If you look at how Python's `math.sin()`

is implemented it just calls C
`sin()`

, and that uses Taylor polynomials just like our code. The C code is
more complicated than our `maclaurin_sin()`

because it uses Taylor polynomials
at other places than $a=0$, but the basic idea is the same.

Let's do something even more amazing! If we notice that the $(x,y)$ point $(-1,0)$ represents $\pi=\frac{\tau}{2}$ on the unit circle, we can tell that $\sin(\pi)=0$. However, we can also write that as a series:

$$\begin{align}\pi - \frac{\pi^3}{3!} + \frac{\pi^5}{5!} - \frac{\pi^7}{7!} + ... = 0\end{align}$$So, if someone asks you what $\pi$ is, just tell them that it's the smallest positive number satisfying that equation.

We can also do the same trick to $e=\displaystyle\lim_{n\to\infty}\textstyle\left(1+\frac1n\right)^n=2.71828...$ because $\frac{d}{dx}e^x=e^x$. Check out this thing if you haven't seen $e$ before.

$$\begin{align}f(x) = e^x,\ f'(x) = e^x,\ f''(x) = e^x,\ f'''(x) = e^x,\ ...\end{align}$$$$\begin{align}e^x &= f(0) + \frac{f'(0)}{1!}x + \frac{f''(0)}{2!}x^2 + \frac{f'''(0)}{3!}x^3 + ... \\ &= e^0 + \frac{e^0}{1!}x + \frac{e^0}{2!}x^2 + \frac{e^0}{3!}x^3 + ...\end{align}$$This simplifies really nicely because $e^0=1$:

$$\begin{align}e^x &= 1 + \frac{x}{1!} + \frac{x^2}{2!} + \frac{x^3}{3!} + \frac{x^4}{4!} + ...\end{align}$$Just compare this to the series of $\sin(x)$ or $\cos(x)$, it looks very similar even though $\sin(x)$ is defined with a circle and $e$ has nothing to do with circles.
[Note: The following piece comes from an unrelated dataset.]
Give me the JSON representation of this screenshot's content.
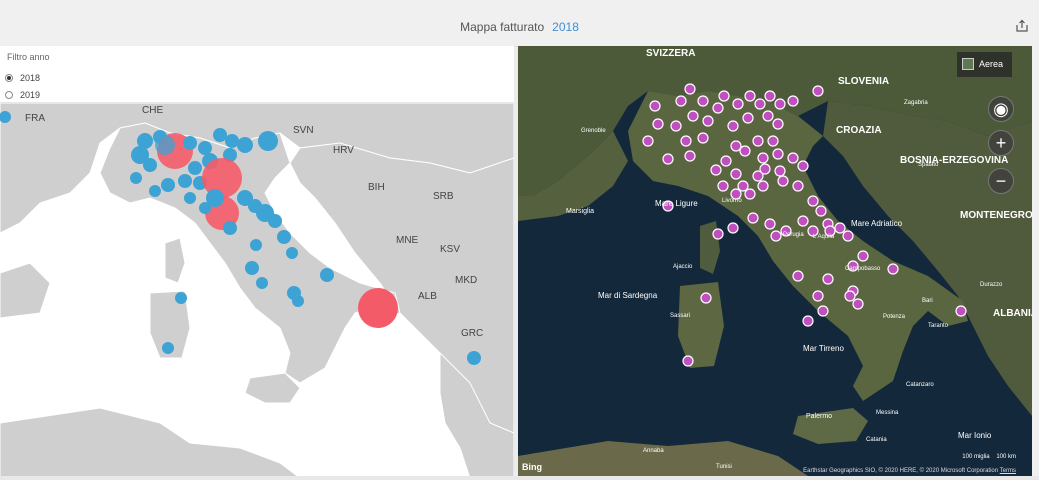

In fact, it's possible to find an equation with $e$ on one side and circle stuff on the other side, and there's a detailed introduction to that on the head explosion zone.

We know that $e^1=e$, so we can also get this by plugging in $x=1$:

$$\begin{align}e &= 1 + \frac{1}{1!} + \frac{1^2}{2!} + \frac{1^3}{3!} + \frac{1^4}{4!} + ... \\ &= 1 + \frac{1}{1} + \frac{1}{2!} + \frac{1}{3!} + \frac{1}{4!} + ... \\ &= 2 + \frac{1}{2!} + \frac{1}{3!} + \frac{1}{4!} + ...\end{align}$$## Exercises

- What is the derivative of $\sin(x)$? Differentiate the $\sin(x)$ series
term by term and use it to implement a
`maclaurin_cos(x)`

function in your favorite programming language. - Differentiate the $e^x$ series term by term. What do you notice?